Educational programming language
An
educational programming language is a
programming language that is designed primarily as a
learning instrument and not so much as a tool for writing real world application programs.
In this sense A++, Pascal and Scheme may be considered
to belong to this category of programming languages.
- Pascal has been traditionally used in many schools, colleges and universities in computer science classes to teach students the fundamentals of programming.
- More and more computer science teachers today prefer Scheme as the programming language of choice whenever students have to be introduced to the world of computer programming.
They argue that learning Pascal requires students to spend too much brainpower on the syntax of a language than on the essentials of programming.
They also believe that Pascal as a programming language is less expressive than Scheme, imposing on students too many limits thus demanding from them to spend much of their intellectual energy coping with the idiosyncracies of a language instead of letting them concentrate on the solution of a given problem.

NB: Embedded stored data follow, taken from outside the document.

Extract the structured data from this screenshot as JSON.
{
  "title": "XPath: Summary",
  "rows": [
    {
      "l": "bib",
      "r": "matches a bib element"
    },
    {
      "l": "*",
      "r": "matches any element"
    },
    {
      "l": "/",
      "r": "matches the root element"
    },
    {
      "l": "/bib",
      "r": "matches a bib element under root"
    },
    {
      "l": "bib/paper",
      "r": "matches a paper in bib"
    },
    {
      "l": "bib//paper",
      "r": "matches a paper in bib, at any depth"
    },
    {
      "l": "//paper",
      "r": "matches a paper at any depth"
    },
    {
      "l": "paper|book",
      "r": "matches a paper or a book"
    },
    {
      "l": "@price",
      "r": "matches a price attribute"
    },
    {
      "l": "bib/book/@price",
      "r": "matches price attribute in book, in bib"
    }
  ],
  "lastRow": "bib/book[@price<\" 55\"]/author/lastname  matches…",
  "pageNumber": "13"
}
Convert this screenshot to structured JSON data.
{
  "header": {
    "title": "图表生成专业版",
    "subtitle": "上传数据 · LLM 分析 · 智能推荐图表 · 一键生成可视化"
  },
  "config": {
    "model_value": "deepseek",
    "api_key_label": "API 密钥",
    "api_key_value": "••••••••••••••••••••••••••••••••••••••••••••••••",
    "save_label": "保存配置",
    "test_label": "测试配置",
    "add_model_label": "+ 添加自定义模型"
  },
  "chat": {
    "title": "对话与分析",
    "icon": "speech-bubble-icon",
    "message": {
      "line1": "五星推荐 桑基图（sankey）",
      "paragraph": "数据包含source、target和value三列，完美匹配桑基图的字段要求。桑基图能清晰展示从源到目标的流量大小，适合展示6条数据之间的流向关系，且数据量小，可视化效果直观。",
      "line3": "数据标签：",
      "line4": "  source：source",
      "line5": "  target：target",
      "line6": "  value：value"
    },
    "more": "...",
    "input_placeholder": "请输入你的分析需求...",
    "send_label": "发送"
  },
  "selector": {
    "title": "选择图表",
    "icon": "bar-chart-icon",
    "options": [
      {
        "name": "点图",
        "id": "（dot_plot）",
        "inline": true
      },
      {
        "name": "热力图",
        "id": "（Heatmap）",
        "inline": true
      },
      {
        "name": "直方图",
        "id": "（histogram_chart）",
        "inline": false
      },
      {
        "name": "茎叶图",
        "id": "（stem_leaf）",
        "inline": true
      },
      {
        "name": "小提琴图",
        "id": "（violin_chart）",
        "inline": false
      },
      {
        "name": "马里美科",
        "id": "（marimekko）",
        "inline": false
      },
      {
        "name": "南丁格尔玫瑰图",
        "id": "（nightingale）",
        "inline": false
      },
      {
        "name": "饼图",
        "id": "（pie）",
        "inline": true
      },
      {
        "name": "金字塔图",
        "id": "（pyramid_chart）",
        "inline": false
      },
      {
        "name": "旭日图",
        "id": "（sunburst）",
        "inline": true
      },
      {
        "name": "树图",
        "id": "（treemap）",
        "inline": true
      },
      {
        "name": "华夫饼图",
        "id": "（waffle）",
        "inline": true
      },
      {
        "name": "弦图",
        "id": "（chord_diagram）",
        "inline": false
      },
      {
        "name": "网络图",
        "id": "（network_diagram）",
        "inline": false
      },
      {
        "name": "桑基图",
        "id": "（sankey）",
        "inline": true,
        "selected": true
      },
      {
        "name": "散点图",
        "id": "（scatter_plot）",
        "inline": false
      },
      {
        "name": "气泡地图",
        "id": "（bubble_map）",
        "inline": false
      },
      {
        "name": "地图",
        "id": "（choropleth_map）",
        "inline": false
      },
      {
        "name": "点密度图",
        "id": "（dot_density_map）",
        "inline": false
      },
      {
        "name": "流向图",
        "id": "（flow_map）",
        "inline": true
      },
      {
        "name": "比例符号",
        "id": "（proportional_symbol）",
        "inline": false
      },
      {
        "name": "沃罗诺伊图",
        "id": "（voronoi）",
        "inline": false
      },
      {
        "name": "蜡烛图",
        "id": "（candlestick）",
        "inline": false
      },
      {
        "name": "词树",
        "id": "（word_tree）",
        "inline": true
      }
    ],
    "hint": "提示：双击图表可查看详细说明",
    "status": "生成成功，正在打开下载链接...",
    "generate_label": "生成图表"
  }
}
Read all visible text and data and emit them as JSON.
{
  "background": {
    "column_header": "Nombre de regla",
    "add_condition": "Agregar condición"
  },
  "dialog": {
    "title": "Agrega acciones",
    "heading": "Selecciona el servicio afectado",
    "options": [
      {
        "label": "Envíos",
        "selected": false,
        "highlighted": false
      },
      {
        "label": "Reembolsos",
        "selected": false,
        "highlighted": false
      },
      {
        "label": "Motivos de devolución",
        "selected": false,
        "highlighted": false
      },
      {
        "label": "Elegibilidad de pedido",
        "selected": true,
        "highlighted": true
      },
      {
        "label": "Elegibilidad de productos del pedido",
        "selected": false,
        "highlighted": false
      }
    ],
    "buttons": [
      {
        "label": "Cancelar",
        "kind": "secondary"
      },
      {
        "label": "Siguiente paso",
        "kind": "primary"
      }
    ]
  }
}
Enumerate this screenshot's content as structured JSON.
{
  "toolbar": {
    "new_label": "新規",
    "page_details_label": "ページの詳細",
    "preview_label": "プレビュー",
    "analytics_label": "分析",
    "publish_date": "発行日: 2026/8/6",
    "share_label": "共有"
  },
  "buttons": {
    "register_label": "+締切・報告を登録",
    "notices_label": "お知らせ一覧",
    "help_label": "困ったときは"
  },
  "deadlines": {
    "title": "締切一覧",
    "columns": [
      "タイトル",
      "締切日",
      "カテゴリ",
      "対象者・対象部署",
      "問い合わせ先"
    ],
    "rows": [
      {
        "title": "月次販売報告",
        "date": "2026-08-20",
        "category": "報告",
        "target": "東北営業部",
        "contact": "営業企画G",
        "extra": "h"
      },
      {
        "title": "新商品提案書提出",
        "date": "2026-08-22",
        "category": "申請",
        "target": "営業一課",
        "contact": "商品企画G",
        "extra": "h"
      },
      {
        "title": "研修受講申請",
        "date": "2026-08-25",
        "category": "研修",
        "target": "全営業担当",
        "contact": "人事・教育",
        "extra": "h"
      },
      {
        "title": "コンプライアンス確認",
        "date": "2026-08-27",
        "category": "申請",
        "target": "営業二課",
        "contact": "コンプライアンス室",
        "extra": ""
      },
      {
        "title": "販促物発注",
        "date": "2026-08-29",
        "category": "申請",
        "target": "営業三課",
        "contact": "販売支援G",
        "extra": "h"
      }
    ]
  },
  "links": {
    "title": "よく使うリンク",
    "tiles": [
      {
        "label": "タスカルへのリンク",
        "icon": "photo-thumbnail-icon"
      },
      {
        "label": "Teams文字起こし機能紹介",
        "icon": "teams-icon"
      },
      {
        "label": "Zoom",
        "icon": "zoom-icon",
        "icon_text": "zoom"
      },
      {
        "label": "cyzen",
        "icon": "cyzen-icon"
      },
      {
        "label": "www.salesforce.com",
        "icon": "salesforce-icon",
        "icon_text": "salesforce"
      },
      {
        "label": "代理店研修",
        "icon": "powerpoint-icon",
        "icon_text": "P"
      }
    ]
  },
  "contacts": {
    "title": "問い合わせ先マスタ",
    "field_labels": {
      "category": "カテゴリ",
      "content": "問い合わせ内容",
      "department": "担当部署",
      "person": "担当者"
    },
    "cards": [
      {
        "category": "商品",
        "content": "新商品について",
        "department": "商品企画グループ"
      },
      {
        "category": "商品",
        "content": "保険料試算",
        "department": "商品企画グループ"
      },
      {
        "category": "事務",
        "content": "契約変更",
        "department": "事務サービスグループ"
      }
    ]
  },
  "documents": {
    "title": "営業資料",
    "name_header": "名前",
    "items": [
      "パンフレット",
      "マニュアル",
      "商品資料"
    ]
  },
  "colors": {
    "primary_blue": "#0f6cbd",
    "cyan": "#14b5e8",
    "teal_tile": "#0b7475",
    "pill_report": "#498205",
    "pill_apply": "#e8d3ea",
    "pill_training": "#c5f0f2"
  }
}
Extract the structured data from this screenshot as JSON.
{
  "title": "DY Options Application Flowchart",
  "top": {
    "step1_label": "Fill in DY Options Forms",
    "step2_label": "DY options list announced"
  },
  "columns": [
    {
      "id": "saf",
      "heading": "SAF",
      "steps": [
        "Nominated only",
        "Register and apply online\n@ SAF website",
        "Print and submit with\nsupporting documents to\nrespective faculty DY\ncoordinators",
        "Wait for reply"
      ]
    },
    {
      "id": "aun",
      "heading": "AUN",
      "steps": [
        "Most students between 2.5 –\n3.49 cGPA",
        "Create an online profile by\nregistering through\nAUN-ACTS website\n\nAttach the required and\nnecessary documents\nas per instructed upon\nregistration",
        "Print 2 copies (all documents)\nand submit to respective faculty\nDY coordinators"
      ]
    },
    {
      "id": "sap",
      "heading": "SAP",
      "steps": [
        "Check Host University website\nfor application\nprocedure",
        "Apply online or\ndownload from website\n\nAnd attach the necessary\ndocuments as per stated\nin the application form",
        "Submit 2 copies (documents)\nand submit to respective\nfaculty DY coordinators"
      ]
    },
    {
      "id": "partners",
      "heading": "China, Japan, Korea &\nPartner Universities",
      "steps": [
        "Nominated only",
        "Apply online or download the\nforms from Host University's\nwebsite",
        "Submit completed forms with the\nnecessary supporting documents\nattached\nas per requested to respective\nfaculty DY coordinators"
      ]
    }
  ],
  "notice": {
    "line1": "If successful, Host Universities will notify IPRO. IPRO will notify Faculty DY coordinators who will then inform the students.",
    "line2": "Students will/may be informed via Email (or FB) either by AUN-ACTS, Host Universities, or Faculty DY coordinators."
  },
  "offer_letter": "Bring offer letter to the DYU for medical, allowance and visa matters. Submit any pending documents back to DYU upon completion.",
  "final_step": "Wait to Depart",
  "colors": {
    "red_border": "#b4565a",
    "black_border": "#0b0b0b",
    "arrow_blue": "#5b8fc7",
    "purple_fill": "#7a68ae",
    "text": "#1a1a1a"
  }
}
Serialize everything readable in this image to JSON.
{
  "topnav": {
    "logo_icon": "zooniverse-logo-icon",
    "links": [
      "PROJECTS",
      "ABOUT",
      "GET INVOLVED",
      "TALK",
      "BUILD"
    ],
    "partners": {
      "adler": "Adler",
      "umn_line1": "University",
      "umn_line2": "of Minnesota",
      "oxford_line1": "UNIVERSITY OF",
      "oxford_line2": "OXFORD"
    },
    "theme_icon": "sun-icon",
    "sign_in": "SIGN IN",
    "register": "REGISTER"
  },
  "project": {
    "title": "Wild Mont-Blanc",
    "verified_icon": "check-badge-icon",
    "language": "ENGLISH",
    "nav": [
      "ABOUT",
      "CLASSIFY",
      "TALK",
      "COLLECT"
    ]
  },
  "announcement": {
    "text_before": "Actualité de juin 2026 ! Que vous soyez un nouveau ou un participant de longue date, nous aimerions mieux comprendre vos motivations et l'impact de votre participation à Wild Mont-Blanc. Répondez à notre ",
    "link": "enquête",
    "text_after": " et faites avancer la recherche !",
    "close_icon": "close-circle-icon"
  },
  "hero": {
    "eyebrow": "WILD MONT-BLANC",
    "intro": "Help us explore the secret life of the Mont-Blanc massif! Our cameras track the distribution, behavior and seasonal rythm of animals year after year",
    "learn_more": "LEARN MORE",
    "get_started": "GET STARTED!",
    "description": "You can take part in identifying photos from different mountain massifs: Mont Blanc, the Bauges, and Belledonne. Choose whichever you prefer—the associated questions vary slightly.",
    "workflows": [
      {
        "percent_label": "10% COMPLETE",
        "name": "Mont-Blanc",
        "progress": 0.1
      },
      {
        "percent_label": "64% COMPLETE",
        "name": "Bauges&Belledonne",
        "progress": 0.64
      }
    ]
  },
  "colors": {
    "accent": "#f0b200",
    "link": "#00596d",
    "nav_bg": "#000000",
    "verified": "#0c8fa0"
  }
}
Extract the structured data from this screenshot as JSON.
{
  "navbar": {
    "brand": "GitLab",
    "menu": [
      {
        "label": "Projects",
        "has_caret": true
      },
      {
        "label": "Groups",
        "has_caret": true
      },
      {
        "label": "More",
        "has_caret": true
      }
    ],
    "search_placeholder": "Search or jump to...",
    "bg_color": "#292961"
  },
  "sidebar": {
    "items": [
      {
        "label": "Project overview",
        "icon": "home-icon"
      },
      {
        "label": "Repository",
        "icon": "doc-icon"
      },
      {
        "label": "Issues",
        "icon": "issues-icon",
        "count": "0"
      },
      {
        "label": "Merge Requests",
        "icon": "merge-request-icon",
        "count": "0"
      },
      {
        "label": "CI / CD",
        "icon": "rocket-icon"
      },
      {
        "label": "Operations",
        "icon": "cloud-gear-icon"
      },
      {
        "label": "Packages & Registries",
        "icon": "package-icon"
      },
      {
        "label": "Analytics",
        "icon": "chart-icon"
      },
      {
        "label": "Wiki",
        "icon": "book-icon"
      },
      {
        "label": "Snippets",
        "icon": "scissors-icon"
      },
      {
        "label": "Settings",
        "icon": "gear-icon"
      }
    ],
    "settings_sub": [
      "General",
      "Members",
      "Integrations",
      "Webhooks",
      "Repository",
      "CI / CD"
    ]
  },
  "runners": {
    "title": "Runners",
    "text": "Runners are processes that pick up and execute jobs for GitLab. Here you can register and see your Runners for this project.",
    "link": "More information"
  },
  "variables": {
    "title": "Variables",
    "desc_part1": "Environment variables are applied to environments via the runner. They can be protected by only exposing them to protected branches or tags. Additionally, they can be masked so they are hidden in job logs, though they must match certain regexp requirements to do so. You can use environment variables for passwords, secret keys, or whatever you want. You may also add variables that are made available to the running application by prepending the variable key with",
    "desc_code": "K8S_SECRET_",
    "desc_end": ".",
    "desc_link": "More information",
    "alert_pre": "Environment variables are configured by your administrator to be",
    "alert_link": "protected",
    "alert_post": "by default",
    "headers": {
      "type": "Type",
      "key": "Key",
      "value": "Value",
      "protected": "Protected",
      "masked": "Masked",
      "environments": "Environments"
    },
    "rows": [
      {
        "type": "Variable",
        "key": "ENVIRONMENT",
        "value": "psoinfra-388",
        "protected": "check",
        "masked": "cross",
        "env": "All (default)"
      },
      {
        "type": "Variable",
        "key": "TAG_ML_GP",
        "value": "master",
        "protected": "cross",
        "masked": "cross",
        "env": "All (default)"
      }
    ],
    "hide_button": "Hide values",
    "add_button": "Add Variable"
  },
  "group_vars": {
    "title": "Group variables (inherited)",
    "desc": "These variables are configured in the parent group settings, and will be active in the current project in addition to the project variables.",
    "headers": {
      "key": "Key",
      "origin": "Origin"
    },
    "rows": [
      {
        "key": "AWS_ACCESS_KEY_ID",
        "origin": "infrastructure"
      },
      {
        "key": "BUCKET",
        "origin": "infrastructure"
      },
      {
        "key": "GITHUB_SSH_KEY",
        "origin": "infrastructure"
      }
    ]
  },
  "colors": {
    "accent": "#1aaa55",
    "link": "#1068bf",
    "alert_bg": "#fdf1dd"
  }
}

- A++ in particular is a programming language designed to provide a tool for basic training in programmingenforcing a rigorous confrontation with the essentials of programming.
Programming in A++ students learn
- that programming problems can be solved using the powerful patterns derived from ARS (Abstraction, Reference and Synthesis)
- and that neither
- the knowledge of the syntax of a programming language
- nor the familiarity with all the primitive functions of a language implementation makes up the art of programming.